Group Beta Strep (GBS)

The most talked about infection of pregnancy. Can it be prevented?

GBS is a bug that a lot of people have all over including the vagina and rectum. It might stick around a while, it might not! IF GBS sticks around for your labour and delivery, then it can cause your newborn to get sick.

30% of people are GBS positive during labour.
50% of their babies will get the infection.
2% of babies get sick.
The overall infection rate is (0.035-0.005 percent). Low.
Death from GBS is really rare at 3 percent in those babies who get sick.
Sickness can range from pneumonia to blood infection to meningitis.

If GBS was a bird it’d be a goose. It migrates in and out of all kinds of places including the amniotic sac which is how a baby gets the bugs in the lungs.

There are 3 types of infection:
Prenatal is when colonization of the bug happens during pregnancy, which is only really captured with an early urine test for GBS.
Early is when a baby is less than 7 days old, which is usually from maternal transmission through labour.
Late is when a baby older than 7 days old is infected, which can be from skin contact with a person who is colonized with GBS ie: granny or big brother.

Between weeks 35 and 37 of your pregnancy a vaginal and rectal swab is taken to check for GBS. If positive IV antibiotics during labour are used to kill the infection. The swab itself isn’t fool proof. It can be falsely negative in many women and you can also get GBS after the swab but before labour.

If the swab is negative you might still get the IV antibiotics under some conditions:

A previous baby of yours was infected with GBS.
You had a positive urine test.
Premature labour <37 weeks
You go into labour without knowing your GBS status with prolonged labour >18 hours or a have fever.

While anyone can be colonized with GBS, and again, up to 30% of people are, there are some people at greater risk including:

Younger women
Multiple sexual partners
Heart disease
Tampon users
Infrequent hand washers, which I imagine is less of a factor this year and likely forever more.

If it’s so common you might ask, are there ways to reduce GBS with or without these risk factors? Well that’s what some studies are trying to figure out, which is why this blog is being written.

GBS is a bug. Probiotics are bugs. Previous research has shown greater than 40% of women become GBS negative before labour when taking probiotics. They were originally positive for GBS. This is in comparison to 14% of women who were GBS negative who didn’t take the probiotics. But suppression is NOT eradication. Taking natural treatments to reduce colonization offers no guarantees. To build off studies like this one, two studies you need to know about if you’re less than 25 weeks pregnant.

The OPSiP study (short for “Oral Probiotic Supplementation in Pregnancy to Reduce Group B Streptococcus Colonization”) is a randomized controlled trial (RCT) that is recruiting 450 participants in Vancouver, British Columbia.

Who is eligible?
If you answer “yes” to each of the following, you may be eligible to participate:

You are healthy and pregnant with one baby
You are currently less than 25 weeks pregnant
You are over the age of 18
You are pre-registered, and intend to remain so until delivery, at either St. Paul’s Hospital or BC Women’s Hospital (planned home birth included)
You are under the care of a registered maternity care provider (midwife, obstetrician or family doctor)

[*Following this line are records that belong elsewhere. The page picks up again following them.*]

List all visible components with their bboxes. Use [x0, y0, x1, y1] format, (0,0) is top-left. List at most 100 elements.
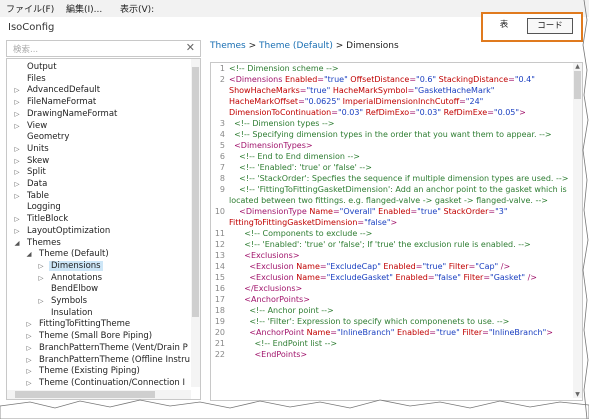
tree-item[interactable]: ▷ Annotations: [37, 273, 104, 284]
tree-item[interactable]: ◢ Themes: [13, 238, 63, 249]
code-line[interactable]: 16 </Exclusions>: [211, 283, 571, 294]
tree-item[interactable]: ▷ Split: [13, 167, 48, 178]
code-line[interactable]: 17 <AnchorPoints>: [211, 294, 571, 305]
tree-item[interactable]: ▷ Table: [13, 191, 51, 202]
tree-item[interactable]: BendElbow: [37, 284, 100, 295]
code-line[interactable]: 6 <!-- End to End dimension -->: [211, 151, 571, 162]
tree-item[interactable]: ◢ Theme (Default): [25, 249, 111, 260]
collapsed-arrow-icon[interactable]: ▷: [13, 85, 21, 96]
expanded-arrow-icon[interactable]: ◢: [25, 249, 33, 260]
collapsed-arrow-icon[interactable]: ▷: [25, 343, 33, 354]
tree-item[interactable]: ▷ AdvancedDefault: [13, 85, 102, 96]
tree-item-label: FittingToFittingTheme: [39, 319, 131, 330]
collapsed-arrow-icon[interactable]: ▷: [13, 109, 21, 120]
collapsed-arrow-icon[interactable]: ▷: [25, 378, 33, 389]
code-line[interactable]: 7 <!-- 'Enabled': 'true' or 'false' -->: [211, 162, 571, 173]
collapsed-arrow-icon[interactable]: ▷: [13, 121, 21, 132]
tree-item[interactable]: ▷ Symbols: [37, 296, 89, 307]
breadcrumb-theme-default[interactable]: Theme (Default): [259, 41, 333, 51]
tree-item[interactable]: ▷ LayoutOptimization: [13, 226, 112, 237]
tree-item[interactable]: ▷ Units: [13, 144, 51, 155]
code-text: <Exclusion Name="ExcludeCap" Enabled="tr…: [229, 262, 511, 271]
code-line[interactable]: 11 <!-- Components to exclude -->: [211, 228, 571, 239]
code-line[interactable]: 4 <!-- Specifying dimension types in the…: [211, 129, 571, 140]
tree-item[interactable]: Files: [13, 74, 48, 85]
code-line[interactable]: 14 <Exclusion Name="ExcludeCap" Enabled=…: [211, 261, 571, 272]
code-line[interactable]: 20 <AnchorPoint Name="InlineBranch" Enab…: [211, 327, 571, 338]
code-view-button[interactable]: コード: [527, 18, 573, 34]
tree-item-label: TitleBlock: [27, 214, 69, 225]
menu-view[interactable]: 表示(V):: [120, 2, 154, 15]
menu-edit[interactable]: 編集(I)...: [66, 2, 102, 15]
tree-item[interactable]: ▷ Theme (Existing Piping): [25, 366, 142, 377]
code-text: <!-- Dimension types -->: [229, 119, 335, 128]
tree-item[interactable]: Insulation: [37, 308, 95, 319]
clear-search-icon[interactable]: ✕: [186, 41, 195, 54]
code-line[interactable]: 12 <!-- 'Enabled': 'true' or 'false'; If…: [211, 239, 571, 250]
search-box[interactable]: 検索... ✕: [6, 40, 201, 57]
collapsed-arrow-icon[interactable]: ▷: [25, 366, 33, 377]
collapsed-arrow-icon[interactable]: ▷: [13, 226, 21, 237]
tree-item-label: Units: [27, 143, 49, 154]
tree-item[interactable]: Logging: [13, 202, 63, 213]
config-tree[interactable]: Output Files ▷ AdvancedDefault ▷ FileNameForm…: [6, 58, 201, 400]
code-line[interactable]: 22 <EndPoints>: [211, 349, 571, 360]
tree-item[interactable]: ▷ Skew: [13, 156, 51, 167]
tree-item[interactable]: ▷ BranchPatternTheme (Offline Instru: [25, 355, 192, 366]
code-line[interactable]: 9 <!-- 'FittingToFittingGasketDimension'…: [211, 184, 571, 206]
collapsed-arrow-icon[interactable]: ▷: [37, 261, 45, 272]
collapsed-arrow-icon[interactable]: ▷: [37, 296, 45, 307]
tree-item[interactable]: ▷ FittingToFittingTheme: [25, 319, 132, 330]
collapsed-arrow-icon[interactable]: ▷: [13, 167, 21, 178]
code-editor[interactable]: 1 <!-- Dimension scheme --> 2 <Dimensions E…: [210, 62, 583, 401]
breadcrumb-themes[interactable]: Themes: [210, 41, 246, 51]
tree-item[interactable]: ▷ FileNameFormat: [13, 97, 98, 108]
tree-item[interactable]: ▷ Dimensions: [37, 260, 103, 272]
tree-item[interactable]: ▷ DrawingNameFormat: [13, 109, 119, 120]
code-line[interactable]: 13 <Exclusions>: [211, 250, 571, 261]
line-number: 11: [214, 229, 225, 238]
collapsed-arrow-icon[interactable]: ▷: [37, 273, 45, 284]
expanded-arrow-icon[interactable]: ◢: [13, 238, 21, 249]
collapsed-arrow-icon[interactable]: ▷: [13, 214, 21, 225]
tree-item[interactable]: ▷ Theme (Small Bore Piping): [25, 331, 154, 342]
editor-scroll-thumb[interactable]: [574, 71, 581, 99]
code-text: </Exclusions>: [229, 284, 303, 293]
table-view-button[interactable]: 表: [497, 18, 511, 32]
line-number: 21: [214, 339, 225, 348]
tree-item[interactable]: ▷ Theme (Continuation/Connection I: [25, 378, 187, 389]
tree-scroll-thumb[interactable]: [192, 67, 199, 317]
collapsed-arrow-icon[interactable]: ▷: [13, 97, 21, 108]
code-line[interactable]: 15 <Exclusion Name="ExcludeGasket" Enabl…: [211, 272, 571, 283]
code-text: <!-- EndPoint list -->: [229, 339, 338, 348]
code-line[interactable]: 8 <!-- 'StackOrder': Specfies the sequen…: [211, 173, 571, 184]
line-number: 3: [219, 119, 225, 128]
code-line[interactable]: 19 <!-- 'Filter': Expression to specify …: [211, 316, 571, 327]
tree-item[interactable]: Output: [13, 62, 59, 73]
tree-item[interactable]: ▷ Data: [13, 179, 49, 190]
tree-item[interactable]: ▷ TitleBlock: [13, 214, 70, 225]
torn-edge-decoration: [0, 399, 589, 419]
code-content[interactable]: 1 <!-- Dimension scheme --> 2 <Dimensions E…: [211, 63, 571, 360]
tree-item[interactable]: Geometry: [13, 132, 71, 143]
collapsed-arrow-icon[interactable]: ▷: [25, 355, 33, 366]
tree-item[interactable]: ▷ View: [13, 121, 49, 132]
tree-vertical-scrollbar[interactable]: [191, 59, 200, 387]
code-line[interactable]: 5 <DimensionTypes>: [211, 140, 571, 151]
collapsed-arrow-icon[interactable]: ▷: [13, 144, 21, 155]
tree-item[interactable]: ▷ BranchPatternTheme (Vent/Drain P: [25, 343, 190, 354]
code-line[interactable]: 18 <!-- Anchor point -->: [211, 305, 571, 316]
code-line[interactable]: 2 <Dimensions Enabled="true" OffsetDistan…: [211, 74, 571, 118]
collapsed-arrow-icon[interactable]: ▷: [13, 179, 21, 190]
menu-file[interactable]: ファイル(F): [6, 2, 54, 15]
tree-item-label: Symbols: [51, 296, 88, 306]
code-line[interactable]: 3 <!-- Dimension types -->: [211, 118, 571, 129]
collapsed-arrow-icon[interactable]: ▷: [25, 331, 33, 342]
code-line[interactable]: 21 <!-- EndPoint list -->: [211, 338, 571, 349]
code-line[interactable]: 10 <DimensionType Name="Overall" Enabled…: [211, 206, 571, 228]
code-line[interactable]: 1 <!-- Dimension scheme -->: [211, 63, 571, 74]
collapsed-arrow-icon[interactable]: ▷: [25, 319, 33, 330]
collapsed-arrow-icon[interactable]: ▷: [13, 156, 21, 167]
collapsed-arrow-icon[interactable]: ▷: [13, 191, 21, 202]
tree-item-label: Theme (Continuation/Connection I: [39, 377, 185, 388]
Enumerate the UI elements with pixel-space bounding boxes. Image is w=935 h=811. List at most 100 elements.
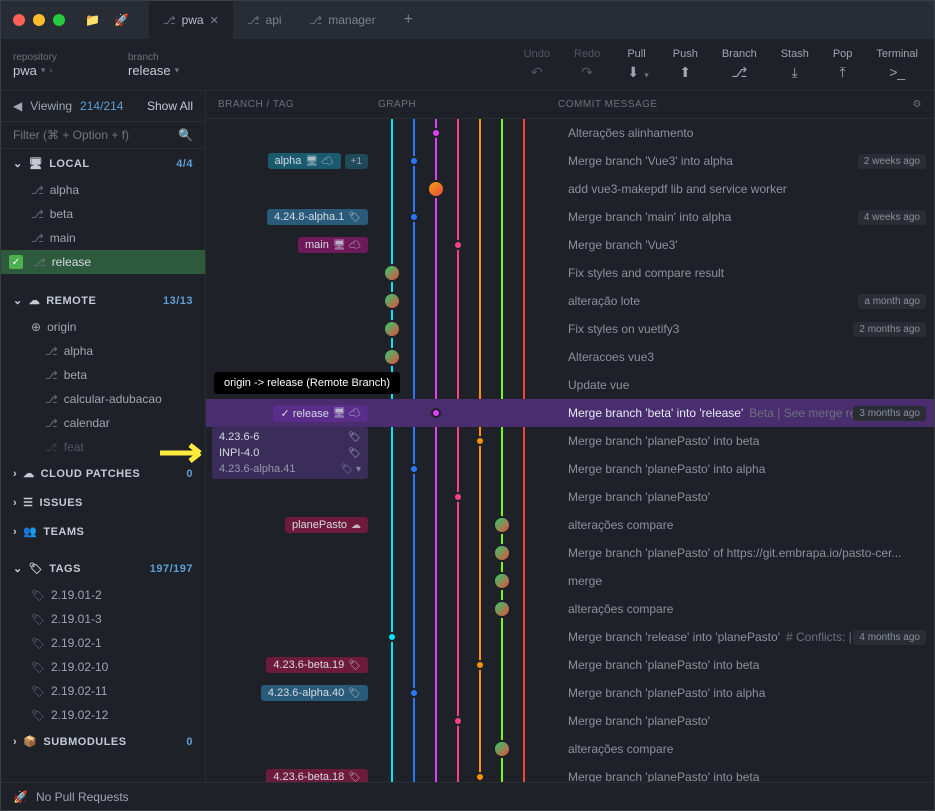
branch-selector[interactable]: branch release▾ <box>116 48 191 82</box>
commit-node[interactable] <box>475 772 485 782</box>
arrow-annotation <box>160 442 212 464</box>
commit-node[interactable] <box>431 408 441 418</box>
commit-node[interactable] <box>383 264 401 282</box>
tag-item[interactable]: 🏷2.19.02-12 <box>1 703 205 727</box>
commit-node[interactable] <box>453 240 463 250</box>
commit-row[interactable]: alpha 🖥 ☁+1Merge branch 'Vue3' into alph… <box>206 147 934 175</box>
tag-item[interactable]: 🏷2.19.02-1 <box>1 631 205 655</box>
search-icon[interactable]: 🔍 <box>178 128 193 142</box>
commit-row[interactable]: merge <box>206 567 934 595</box>
commit-node[interactable] <box>493 516 511 534</box>
commit-node[interactable] <box>453 716 463 726</box>
commit-row[interactable]: main 🖥 ☁Merge branch 'Vue3' <box>206 231 934 259</box>
commit-node[interactable] <box>431 128 441 138</box>
push-button[interactable]: Push⬆ <box>673 48 698 81</box>
local-branch-alpha[interactable]: ⎇alpha <box>1 178 205 202</box>
rocket-icon[interactable]: 🚀 <box>114 13 129 27</box>
close-icon[interactable]: ✕ <box>210 14 219 27</box>
minimize-window-icon[interactable] <box>33 14 45 26</box>
commit-message: alterações compare <box>558 518 934 532</box>
commit-node[interactable] <box>493 544 511 562</box>
show-all-button[interactable]: Show All <box>147 99 193 113</box>
remote-branch-beta[interactable]: ⎇beta <box>1 363 205 387</box>
remote-branch-calendar[interactable]: ⎇calendar <box>1 411 205 435</box>
chevron-down-icon: ⌄ <box>13 157 23 170</box>
tag-item[interactable]: 🏷2.19.01-2 <box>1 583 205 607</box>
local-branch-release[interactable]: ✓⎇release <box>1 250 205 274</box>
issues-section[interactable]: › ☰ ISSUES <box>1 488 205 517</box>
remote-section[interactable]: ⌄ ☁ REMOTE 13/13 <box>1 286 205 315</box>
tag-item[interactable]: 🏷2.19.02-10 <box>1 655 205 679</box>
commit-row[interactable]: alteração lotea month ago <box>206 287 934 315</box>
pull-button[interactable]: Pull⬇▾ <box>624 48 649 81</box>
close-window-icon[interactable] <box>13 14 25 26</box>
commit-row[interactable]: Alterações alinhamento <box>206 119 934 147</box>
add-tab-button[interactable]: + <box>390 1 427 39</box>
commit-row[interactable]: Merge branch 'planePasto' <box>206 483 934 511</box>
teams-section[interactable]: › 👥 TEAMS <box>1 517 205 546</box>
commit-row[interactable]: add vue3-makepdf lib and service worker <box>206 175 934 203</box>
terminal-button[interactable]: Terminal>_ <box>876 48 918 81</box>
remote-branch-alpha[interactable]: ⎇alpha <box>1 339 205 363</box>
commit-row[interactable]: Alteracoes vue3 <box>206 343 934 371</box>
local-branch-main[interactable]: ⎇main <box>1 226 205 250</box>
commit-node[interactable] <box>475 436 485 446</box>
local-branch-beta[interactable]: ⎇beta <box>1 202 205 226</box>
remote-origin[interactable]: ⊕origin <box>1 315 205 339</box>
pop-label: Pop <box>833 48 853 60</box>
stash-button[interactable]: Stash⤓ <box>781 48 809 81</box>
gear-icon[interactable]: ⚙ <box>913 99 922 110</box>
commit-row[interactable]: 4.23.6-alpha.40 🏷Merge branch 'planePast… <box>206 679 934 707</box>
commit-node[interactable] <box>387 632 397 642</box>
commit-node[interactable] <box>409 464 419 474</box>
commit-row[interactable]: Merge branch 'planePasto' <box>206 707 934 735</box>
commit-row[interactable]: Fix styles on vuetify32 months ago <box>206 315 934 343</box>
submodules-section[interactable]: › 📦 SUBMODULES 0 <box>1 727 205 756</box>
commit-row[interactable]: Fix styles and compare result <box>206 259 934 287</box>
commit-node[interactable] <box>493 740 511 758</box>
commit-row[interactable]: Merge branch 'planePasto' of https://git… <box>206 539 934 567</box>
filter-input[interactable] <box>13 128 178 142</box>
commit-node[interactable] <box>383 292 401 310</box>
commit-node[interactable] <box>493 600 511 618</box>
tab-api[interactable]: ⎇ api <box>233 1 296 39</box>
commit-row[interactable]: planePasto ☁alterações compare <box>206 511 934 539</box>
commit-row[interactable]: 4.24.8-alpha.1 🏷Merge branch 'main' into… <box>206 203 934 231</box>
commit-node[interactable] <box>409 688 419 698</box>
tag-stack[interactable]: 4.23.6-6🏷 INPI-4.0🏷 4.23.6-alpha.41🏷 ▾ <box>212 427 368 479</box>
commit-node[interactable] <box>383 320 401 338</box>
remote-branch-calcular[interactable]: ⎇calcular-adubacao <box>1 387 205 411</box>
commit-row[interactable]: 4.23.6-beta.19 🏷Merge branch 'planePasto… <box>206 651 934 679</box>
commit-row[interactable]: alterações compare <box>206 735 934 763</box>
local-section[interactable]: ⌄ 🖥 LOCAL 4/4 <box>1 149 205 178</box>
commit-message: Merge branch 'planePasto' of https://git… <box>558 546 934 560</box>
tab-pwa[interactable]: ⎇ pwa ✕ <box>149 1 233 39</box>
commit-node[interactable] <box>409 212 419 222</box>
pop-button[interactable]: Pop⤒ <box>833 48 853 81</box>
folder-icon[interactable]: 📁 <box>85 13 100 27</box>
commit-row[interactable]: Merge branch 'release' into 'planePasto'… <box>206 623 934 651</box>
redo-button[interactable]: Redo↷ <box>574 48 600 81</box>
commit-node[interactable] <box>453 492 463 502</box>
commit-node[interactable] <box>383 348 401 366</box>
check-icon: ✓ <box>9 255 23 269</box>
tag-item[interactable]: 🏷2.19.02-11 <box>1 679 205 703</box>
back-icon[interactable]: ◀ <box>13 99 22 113</box>
undo-button[interactable]: Undo↶ <box>524 48 550 81</box>
commit-node[interactable] <box>493 572 511 590</box>
repo-selector[interactable]: repository pwa▾› <box>1 48 116 82</box>
commit-node[interactable] <box>475 660 485 670</box>
commit-node[interactable] <box>427 180 445 198</box>
commit-row[interactable]: ✓ release 🖥 ☁Merge branch 'beta' into 'r… <box>206 399 934 427</box>
commit-list[interactable]: origin -> release (Remote Branch) Altera… <box>206 119 934 782</box>
maximize-window-icon[interactable] <box>53 14 65 26</box>
tag-item[interactable]: 🏷2.19.01-3 <box>1 607 205 631</box>
commit-node[interactable] <box>409 156 419 166</box>
branch-button[interactable]: Branch⎇ <box>722 48 757 81</box>
tags-section[interactable]: ⌄ 🏷 TAGS 197/197 <box>1 554 205 583</box>
commit-row[interactable]: 4.23.6-beta.18 🏷Merge branch 'planePasto… <box>206 763 934 782</box>
commit-row[interactable]: alterações compare <box>206 595 934 623</box>
window: 📁 🚀 ⎇ pwa ✕ ⎇ api ⎇ manager + repository… <box>0 0 935 811</box>
tab-manager[interactable]: ⎇ manager <box>296 1 390 39</box>
graph-column <box>374 287 558 315</box>
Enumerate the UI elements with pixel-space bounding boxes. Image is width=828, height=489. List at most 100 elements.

Probiotics used in the study contain Lactobacillus rhamnosus GR-1, Lactobacillus reuteri RC-14 and the probiotic lozenge will contain Streptococcus salivarius K12. Half of participants will receive the probiotics while the other half will receive placebos. *Placebos have no active or medicinal ingredient in them and so in this case there would be no probiotic in them.

A second study looks at newborns. The Neonatal OPSiP.

OPSiP participants are eligible for the neonatal study in which two infant fecal samples and two breast milk samples are analyzed for GBS and to see if any (or all) of the probiotics taken prenatally have managed to be transferred to baby and/or breast milk.  They are finding ways to reduce risk of late onset neonatal GBS infections (after 7 days).

Clinical trials provide the information needed to find new ways of preventing, detecting, and/or treating diseases. Without participants, there would be no clinical trials. The OPSiP study will be looking to see if probiotics can prevent GBS colonization and your participation will help us to find this out.  If effective, then your help will have paved the way for further research in this area which may then end up being beneficial for future pregnant individuals and their babies.

It’s always a good idea to see if we can avoid antibiotics in pregnancy and in newborns. GBS is one of those infections that, with some more research, might be able to avoid drug interventions.

Mint is doing its part to recruit for this deserving study.

Do bugs need drugs? Sometimes, they need more bugs!